ECU lacrosse comes to life
By RONNIE WOODWARD
The Daily Reflector
Sunday, December 10, 2017
This is Part 1 of an in-depth look at East Carolina women’s lacrosse. The second and final part will run Monday and will feature the Pirates’ roster makeup and some financial details.
The women’s lacrosse portion of the Williams-Harvey Team Sports Building on East Carolina’s campus used to be quiet. Fall practices by the Pirates were once awkward at times with 24 freshmen making up roughly 83 percent of their roster.
ECU begins its first-ever NCAA lacrosse season Feb. 10 against George Washington in Greenville, which means times have changed since they were so quiet near Johnson Stadium. There is natural buzz and bustle surrounding women’s lacrosse and its first season.
A breakthrough moment came in late September when the Pirates headed to Norfolk, Va., for their first true competition of any kind and went 1-1 in scrimmages against Old Dominion and Longwood.
“That first team bus trip and not even on the way up, but on the way back, we had the movies going and they were just excited about how they played and they felt like a team because they were competing against somebody else finally,” said head coach Amanda Barnes, a former player at North Carolina and assistant coach at Duke who was the Blue Devils’ defensive coordinator and helped them make the national semifinals in 2015.
Barnes was hired to take over at ECU on June 27, 2016. She quickly hit the road to recruit and and build the Pirates’ roster from scratch.
The team’s scrimmages at ODU came after a few weeks of fall workouts, and they were followed by more practices and scrimmages. Barnes said this time was vital to the Pirates and their progression as a new team.
“You hear coaches always talk about leadership and that was a fear of mine in that we didn’t really have upperclassmen who had been through this,” Barnes said. “You always expect it from (coaches), but the fact that we have young women who are willing to step up and speak up to their peers as freshmen was really positive.”
Without an established hierarchy, Barnes said fall practices really did evolve and remain interesting and almost unpredictable from day to day.
“It was kind of like a social experiment every day,” she said.
The coach pointed to freshman midfielder Megan Pallozzi from Ellicott City, Md., as a positive all-around influence. Sophomore Emma Bowman, an Oregon transfer, is a key player and she shined during scrimmages.
That pair and its other young teammates faced 2016 national champ and Barnes’ alma mater in North Carolina, along with other top-tier programs, during the fall.

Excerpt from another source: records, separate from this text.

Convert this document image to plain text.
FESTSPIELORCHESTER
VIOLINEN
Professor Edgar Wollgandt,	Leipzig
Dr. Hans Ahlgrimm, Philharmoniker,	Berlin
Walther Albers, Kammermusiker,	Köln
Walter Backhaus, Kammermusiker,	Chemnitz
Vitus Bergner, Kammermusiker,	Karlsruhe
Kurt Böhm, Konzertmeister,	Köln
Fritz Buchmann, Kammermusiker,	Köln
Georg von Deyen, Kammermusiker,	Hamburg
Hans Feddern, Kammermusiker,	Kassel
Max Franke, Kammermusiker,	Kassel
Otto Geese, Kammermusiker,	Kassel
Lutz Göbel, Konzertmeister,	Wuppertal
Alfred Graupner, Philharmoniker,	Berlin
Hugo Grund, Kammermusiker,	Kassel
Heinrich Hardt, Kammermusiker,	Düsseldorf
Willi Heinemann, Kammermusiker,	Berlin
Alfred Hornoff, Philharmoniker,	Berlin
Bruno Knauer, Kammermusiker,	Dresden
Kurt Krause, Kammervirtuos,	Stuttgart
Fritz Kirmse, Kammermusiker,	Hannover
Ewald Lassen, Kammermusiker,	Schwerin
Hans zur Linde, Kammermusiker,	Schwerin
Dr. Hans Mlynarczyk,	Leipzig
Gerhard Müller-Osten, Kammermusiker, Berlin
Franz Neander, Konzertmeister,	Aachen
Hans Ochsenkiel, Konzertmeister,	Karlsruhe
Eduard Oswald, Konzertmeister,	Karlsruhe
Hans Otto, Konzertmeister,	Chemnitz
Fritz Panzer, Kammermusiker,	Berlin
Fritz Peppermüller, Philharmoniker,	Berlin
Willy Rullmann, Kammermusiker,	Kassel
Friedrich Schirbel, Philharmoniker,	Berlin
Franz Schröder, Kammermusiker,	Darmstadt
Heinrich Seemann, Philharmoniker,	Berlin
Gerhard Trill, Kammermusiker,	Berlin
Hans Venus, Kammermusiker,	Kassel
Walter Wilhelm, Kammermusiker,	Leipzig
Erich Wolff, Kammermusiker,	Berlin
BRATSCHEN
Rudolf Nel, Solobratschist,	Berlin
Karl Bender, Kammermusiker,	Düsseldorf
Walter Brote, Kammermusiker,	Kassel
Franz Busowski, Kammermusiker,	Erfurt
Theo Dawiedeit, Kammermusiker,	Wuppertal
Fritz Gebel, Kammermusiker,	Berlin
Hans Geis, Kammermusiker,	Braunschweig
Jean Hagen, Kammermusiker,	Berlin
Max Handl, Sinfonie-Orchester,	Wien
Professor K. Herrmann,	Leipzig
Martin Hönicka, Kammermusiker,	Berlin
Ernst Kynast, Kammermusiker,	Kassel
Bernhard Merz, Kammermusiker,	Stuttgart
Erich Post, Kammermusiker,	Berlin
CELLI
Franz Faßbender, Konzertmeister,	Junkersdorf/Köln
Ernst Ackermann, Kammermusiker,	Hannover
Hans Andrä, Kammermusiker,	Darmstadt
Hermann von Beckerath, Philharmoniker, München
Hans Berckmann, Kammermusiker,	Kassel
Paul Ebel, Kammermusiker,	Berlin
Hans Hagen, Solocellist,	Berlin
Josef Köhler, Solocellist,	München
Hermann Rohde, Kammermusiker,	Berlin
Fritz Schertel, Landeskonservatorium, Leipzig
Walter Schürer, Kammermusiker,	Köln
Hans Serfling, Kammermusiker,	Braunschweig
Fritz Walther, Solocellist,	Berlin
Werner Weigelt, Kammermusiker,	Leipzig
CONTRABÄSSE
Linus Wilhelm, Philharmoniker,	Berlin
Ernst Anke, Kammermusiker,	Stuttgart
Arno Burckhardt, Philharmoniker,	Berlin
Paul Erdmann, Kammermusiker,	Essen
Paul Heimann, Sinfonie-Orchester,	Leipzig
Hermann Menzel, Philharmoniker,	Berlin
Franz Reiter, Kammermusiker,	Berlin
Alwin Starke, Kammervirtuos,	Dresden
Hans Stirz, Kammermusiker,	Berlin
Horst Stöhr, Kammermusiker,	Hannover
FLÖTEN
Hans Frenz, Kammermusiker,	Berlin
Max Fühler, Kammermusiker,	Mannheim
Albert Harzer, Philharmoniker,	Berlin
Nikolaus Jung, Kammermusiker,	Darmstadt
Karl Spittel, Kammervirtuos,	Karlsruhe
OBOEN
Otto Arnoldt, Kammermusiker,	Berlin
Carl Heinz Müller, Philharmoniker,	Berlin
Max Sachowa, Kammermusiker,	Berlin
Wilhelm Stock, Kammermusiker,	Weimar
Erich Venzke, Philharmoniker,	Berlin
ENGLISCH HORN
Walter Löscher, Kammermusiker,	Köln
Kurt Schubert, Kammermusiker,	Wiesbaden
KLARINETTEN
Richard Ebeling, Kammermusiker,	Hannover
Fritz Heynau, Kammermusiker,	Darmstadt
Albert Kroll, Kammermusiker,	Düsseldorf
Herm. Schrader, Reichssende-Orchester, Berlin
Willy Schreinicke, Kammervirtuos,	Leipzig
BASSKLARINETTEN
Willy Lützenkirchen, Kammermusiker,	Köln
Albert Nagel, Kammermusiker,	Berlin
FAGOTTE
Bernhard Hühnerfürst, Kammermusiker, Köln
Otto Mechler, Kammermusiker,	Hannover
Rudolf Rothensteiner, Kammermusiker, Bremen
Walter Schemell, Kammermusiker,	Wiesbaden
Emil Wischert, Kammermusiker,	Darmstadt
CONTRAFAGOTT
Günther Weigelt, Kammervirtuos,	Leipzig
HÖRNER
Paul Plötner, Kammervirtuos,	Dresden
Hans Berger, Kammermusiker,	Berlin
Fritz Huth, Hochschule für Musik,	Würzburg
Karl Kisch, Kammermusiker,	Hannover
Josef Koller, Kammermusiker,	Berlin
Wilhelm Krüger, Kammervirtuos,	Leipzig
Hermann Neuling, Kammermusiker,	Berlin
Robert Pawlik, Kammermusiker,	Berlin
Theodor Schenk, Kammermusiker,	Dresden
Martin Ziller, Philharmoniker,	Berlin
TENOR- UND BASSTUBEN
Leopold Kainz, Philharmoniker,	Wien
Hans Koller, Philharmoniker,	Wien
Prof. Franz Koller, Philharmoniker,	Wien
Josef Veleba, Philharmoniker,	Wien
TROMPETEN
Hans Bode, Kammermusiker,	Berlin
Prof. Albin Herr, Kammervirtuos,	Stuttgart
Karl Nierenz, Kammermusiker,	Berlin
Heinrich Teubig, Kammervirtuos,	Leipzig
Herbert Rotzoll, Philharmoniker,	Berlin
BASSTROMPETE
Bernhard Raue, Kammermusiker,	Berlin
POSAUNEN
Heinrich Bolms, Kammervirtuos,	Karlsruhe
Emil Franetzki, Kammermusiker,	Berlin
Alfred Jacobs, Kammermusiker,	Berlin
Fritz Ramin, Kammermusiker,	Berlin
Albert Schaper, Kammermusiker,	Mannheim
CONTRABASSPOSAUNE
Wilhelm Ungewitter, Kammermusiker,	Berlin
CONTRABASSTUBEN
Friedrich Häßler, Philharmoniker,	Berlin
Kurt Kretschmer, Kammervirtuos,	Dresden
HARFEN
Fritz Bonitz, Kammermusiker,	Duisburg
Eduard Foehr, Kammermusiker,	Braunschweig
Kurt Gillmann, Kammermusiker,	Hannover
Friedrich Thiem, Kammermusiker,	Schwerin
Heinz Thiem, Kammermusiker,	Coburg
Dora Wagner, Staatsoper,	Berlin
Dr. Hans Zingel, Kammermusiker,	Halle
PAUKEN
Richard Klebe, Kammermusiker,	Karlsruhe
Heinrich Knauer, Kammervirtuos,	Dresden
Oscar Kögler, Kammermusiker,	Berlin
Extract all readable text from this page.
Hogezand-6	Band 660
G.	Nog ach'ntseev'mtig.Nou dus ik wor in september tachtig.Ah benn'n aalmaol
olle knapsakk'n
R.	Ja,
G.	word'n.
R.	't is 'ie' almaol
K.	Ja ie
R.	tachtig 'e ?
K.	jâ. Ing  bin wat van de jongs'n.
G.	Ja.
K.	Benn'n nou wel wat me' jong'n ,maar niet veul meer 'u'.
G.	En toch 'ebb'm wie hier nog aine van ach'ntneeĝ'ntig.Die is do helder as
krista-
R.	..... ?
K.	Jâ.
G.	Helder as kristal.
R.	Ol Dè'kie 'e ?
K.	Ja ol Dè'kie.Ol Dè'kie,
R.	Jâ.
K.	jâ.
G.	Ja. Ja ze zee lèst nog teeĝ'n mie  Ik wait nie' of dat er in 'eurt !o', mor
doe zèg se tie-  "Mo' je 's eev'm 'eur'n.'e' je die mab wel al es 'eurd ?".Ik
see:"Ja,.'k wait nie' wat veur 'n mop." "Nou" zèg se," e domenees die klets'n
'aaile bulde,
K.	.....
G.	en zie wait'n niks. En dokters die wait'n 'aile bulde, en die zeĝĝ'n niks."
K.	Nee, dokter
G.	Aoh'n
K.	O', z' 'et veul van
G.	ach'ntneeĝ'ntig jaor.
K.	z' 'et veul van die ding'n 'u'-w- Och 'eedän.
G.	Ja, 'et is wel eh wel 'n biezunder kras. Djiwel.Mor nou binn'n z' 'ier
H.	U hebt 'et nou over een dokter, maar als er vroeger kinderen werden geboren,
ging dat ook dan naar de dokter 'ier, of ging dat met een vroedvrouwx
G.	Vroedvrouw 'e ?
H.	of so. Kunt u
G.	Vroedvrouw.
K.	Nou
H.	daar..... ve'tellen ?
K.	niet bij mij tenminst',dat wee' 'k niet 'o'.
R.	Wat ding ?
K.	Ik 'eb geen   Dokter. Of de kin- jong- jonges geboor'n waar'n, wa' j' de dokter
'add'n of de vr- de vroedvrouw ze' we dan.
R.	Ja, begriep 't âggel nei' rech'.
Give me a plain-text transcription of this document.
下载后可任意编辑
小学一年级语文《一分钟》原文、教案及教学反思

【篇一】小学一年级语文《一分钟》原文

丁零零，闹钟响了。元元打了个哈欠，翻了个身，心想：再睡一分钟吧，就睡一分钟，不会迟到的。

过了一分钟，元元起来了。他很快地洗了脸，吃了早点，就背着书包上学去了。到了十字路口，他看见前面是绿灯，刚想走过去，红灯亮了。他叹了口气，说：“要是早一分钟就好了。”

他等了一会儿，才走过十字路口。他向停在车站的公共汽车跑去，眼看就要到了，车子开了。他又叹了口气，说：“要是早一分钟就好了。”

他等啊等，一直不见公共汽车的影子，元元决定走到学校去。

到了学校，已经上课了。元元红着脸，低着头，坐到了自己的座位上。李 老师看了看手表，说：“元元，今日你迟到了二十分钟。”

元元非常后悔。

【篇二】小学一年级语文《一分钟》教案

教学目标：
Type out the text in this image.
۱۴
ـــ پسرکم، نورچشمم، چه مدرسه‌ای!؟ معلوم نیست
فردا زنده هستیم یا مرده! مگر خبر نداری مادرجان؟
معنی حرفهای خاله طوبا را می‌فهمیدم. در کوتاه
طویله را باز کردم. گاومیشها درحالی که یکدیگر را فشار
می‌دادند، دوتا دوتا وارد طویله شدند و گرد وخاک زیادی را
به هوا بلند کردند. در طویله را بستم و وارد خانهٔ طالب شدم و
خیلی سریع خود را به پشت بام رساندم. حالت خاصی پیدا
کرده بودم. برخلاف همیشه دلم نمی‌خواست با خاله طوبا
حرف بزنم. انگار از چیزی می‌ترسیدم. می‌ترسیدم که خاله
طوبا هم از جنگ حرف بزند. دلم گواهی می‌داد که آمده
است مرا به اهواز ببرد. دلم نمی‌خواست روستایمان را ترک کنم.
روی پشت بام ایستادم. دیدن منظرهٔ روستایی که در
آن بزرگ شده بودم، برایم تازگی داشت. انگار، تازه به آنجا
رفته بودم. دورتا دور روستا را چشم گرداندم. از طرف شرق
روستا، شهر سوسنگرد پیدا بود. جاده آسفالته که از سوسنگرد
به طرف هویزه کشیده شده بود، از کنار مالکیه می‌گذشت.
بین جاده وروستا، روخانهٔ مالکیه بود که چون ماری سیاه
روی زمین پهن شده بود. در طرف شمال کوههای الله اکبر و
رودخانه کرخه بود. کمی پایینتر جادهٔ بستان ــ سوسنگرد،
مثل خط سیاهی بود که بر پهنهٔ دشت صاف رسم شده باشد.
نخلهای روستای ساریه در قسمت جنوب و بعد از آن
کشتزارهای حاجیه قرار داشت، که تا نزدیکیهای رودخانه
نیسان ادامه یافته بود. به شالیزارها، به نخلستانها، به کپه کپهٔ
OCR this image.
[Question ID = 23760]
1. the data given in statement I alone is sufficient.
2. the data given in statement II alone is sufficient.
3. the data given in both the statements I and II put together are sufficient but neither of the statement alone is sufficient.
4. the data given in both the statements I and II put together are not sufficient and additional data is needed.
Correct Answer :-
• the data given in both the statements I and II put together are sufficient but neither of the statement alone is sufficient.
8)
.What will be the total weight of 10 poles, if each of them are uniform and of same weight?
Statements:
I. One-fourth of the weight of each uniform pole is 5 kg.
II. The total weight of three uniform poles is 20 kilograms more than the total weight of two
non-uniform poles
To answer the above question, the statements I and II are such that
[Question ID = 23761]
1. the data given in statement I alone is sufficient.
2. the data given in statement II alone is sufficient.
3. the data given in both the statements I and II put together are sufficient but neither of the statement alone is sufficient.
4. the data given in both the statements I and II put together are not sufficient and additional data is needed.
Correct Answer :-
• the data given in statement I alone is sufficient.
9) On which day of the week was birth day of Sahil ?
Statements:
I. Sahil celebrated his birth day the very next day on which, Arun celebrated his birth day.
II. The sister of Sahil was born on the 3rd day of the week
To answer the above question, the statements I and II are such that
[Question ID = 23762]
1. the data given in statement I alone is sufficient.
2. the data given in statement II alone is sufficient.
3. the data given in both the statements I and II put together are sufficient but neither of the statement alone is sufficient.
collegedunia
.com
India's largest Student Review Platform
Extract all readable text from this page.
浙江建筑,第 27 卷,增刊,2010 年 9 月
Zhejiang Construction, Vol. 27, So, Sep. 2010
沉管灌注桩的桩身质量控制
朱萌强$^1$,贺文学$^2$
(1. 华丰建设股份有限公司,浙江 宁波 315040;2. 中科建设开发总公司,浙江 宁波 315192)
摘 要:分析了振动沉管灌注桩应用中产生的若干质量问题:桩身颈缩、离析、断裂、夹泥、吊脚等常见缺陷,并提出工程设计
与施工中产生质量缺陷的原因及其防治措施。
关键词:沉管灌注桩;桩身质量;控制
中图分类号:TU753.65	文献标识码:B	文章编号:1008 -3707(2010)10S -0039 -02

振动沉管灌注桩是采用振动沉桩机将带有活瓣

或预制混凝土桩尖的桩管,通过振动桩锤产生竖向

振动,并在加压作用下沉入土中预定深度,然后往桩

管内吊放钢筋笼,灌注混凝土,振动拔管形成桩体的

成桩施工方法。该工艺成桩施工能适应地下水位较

“At no point during any of those competitions did we stop hustling,” Barnes said. “We gave it our all, and that was probably my biggest positive takeaway. We were just hustlers.”
The team will regroup in early January for workouts consisting mainly of running and lifting weights. The first day nationally for official preseason practice is Jan. 20.
Before then, the Pirates will continue to implement more team strategies and principles to get ready for the season. They will play as an independent in their initial 17-game campaign before joining the American Athletic Conference in 2019.
“They will have a little bit of homework over (Christmas) break to think about some things that will be able to resonate with this program hopefully for years to come,” Barnes said. “That’s something when we get back that we want to talk about, because it’s good to have those touchstones and the core values in your mind while you are training for your season.”